A Fierce Competition
According to one of the graduates, now an economics analyst, the price war can likely sustain for a while.
The strategies that Grab and Uber involved dynamic pricing, meaning that ride costs are subject to fluctuations in demand and supply, i.e. a high demand translates to surcharges.
Both Uber and Grab have since introduced 15 per cent fare reduction at different points, with Grab going one step further by removing the base fare of $8. Upon reflection, these reductions may seem attractive but are still somewhat offset by the dynamic pricing.
The only significant benefit that comes from the reduced prices are when you take rides outside of peak hours, which honestly speaking, how often do any of us do that?
How Long Can They Continue?
The war, while exciting as a commercialised marketing strategy for the companies to announce that they can provide better savings than the other, it is highly unlikely that they will be able to sustain a constant game of trying to one-up each other.
It is typical that price wars will stagnate after a while, followed by a slew of flashy price-slashing campaign. However, there’ll still be a limit as to how far they can take their discounts, estimated to be at most a few dollars less.
After all, drivers need to earn a profit to live, and Uber and Grab must not compete with official cabs like Comfort Delgro (although taxi companies have been innovating ways to stay relevant).
Otherwise, limited by these factors, the fares set by Uber and Grab can only go so low.
For consumers, the price war can appear to be a messy thing as rates can fluctuate within minutes simply by refreshing (try testing your UberX).

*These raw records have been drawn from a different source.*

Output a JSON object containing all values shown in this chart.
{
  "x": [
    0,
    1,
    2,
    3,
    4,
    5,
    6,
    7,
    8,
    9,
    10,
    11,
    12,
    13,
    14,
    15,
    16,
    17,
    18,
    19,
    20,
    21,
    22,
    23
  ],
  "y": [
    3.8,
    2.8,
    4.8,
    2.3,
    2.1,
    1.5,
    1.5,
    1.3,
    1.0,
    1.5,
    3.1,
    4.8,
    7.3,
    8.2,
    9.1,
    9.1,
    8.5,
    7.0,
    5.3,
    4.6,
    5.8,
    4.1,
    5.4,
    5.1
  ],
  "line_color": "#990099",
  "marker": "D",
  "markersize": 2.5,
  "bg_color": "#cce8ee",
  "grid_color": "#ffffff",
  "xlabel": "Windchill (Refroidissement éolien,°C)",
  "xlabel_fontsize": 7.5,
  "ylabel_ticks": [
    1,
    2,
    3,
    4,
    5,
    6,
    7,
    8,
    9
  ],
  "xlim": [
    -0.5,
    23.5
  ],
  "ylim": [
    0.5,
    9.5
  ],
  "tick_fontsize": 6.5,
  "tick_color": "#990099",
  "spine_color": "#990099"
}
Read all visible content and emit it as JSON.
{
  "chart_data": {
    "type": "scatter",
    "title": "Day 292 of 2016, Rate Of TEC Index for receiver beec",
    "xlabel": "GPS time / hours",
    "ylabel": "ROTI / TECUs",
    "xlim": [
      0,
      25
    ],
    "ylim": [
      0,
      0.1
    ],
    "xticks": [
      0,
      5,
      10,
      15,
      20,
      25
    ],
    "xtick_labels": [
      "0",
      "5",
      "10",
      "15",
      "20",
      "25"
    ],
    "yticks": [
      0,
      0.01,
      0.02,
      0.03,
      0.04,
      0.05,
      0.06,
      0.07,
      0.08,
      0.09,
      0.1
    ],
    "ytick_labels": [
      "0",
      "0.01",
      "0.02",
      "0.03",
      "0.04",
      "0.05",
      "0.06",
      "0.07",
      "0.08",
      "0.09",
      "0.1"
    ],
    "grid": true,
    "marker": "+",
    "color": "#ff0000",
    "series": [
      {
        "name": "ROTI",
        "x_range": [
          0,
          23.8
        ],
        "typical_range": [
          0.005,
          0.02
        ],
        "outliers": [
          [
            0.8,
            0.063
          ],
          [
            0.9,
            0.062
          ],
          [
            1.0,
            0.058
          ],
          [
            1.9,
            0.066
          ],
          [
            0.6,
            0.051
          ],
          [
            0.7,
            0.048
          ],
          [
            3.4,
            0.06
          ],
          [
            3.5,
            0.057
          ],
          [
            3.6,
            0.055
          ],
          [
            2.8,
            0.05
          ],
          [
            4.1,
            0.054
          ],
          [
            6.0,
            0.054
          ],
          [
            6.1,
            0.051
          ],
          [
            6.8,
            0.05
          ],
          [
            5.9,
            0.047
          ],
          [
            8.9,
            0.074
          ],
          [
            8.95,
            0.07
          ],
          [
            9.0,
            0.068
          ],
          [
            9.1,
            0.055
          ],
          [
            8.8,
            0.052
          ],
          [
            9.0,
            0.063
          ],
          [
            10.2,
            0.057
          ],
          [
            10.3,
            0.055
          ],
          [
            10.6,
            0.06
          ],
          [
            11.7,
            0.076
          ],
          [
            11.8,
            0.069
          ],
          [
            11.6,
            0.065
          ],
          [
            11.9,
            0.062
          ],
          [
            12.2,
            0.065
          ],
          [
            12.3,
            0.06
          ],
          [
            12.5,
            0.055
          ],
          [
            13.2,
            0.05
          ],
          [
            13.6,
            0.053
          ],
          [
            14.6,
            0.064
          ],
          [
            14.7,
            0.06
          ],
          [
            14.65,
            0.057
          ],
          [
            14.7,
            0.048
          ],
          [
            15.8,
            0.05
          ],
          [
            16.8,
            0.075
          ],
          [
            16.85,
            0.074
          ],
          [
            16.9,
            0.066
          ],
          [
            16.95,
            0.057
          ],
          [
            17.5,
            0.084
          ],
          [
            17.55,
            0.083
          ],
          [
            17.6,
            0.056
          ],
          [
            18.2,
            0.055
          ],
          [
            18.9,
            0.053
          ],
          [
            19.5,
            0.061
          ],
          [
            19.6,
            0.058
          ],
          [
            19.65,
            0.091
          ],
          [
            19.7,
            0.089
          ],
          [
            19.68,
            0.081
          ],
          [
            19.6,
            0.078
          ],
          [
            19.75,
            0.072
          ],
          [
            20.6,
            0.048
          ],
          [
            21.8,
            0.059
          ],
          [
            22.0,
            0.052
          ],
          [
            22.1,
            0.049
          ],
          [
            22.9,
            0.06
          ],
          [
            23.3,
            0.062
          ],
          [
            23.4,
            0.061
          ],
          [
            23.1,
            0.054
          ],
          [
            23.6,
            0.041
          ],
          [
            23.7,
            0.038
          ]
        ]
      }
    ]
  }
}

It’s always good to do a search and comparison of rates before making any booking, as the upfront pricing and dynamic pricing strategies have made it more difficult for passengers to estimate costs.
In case you have yet to hear about it, there are already such Skyscanner style apps and sites in the making, with one that will pull up promo codes for you.
Whatever the case, it is certain the fight will last a while, so just buckle up and enjoy it while it lasts.
A thank you shoutout to the 2 NTU Masters graduates for consulting with me on the article.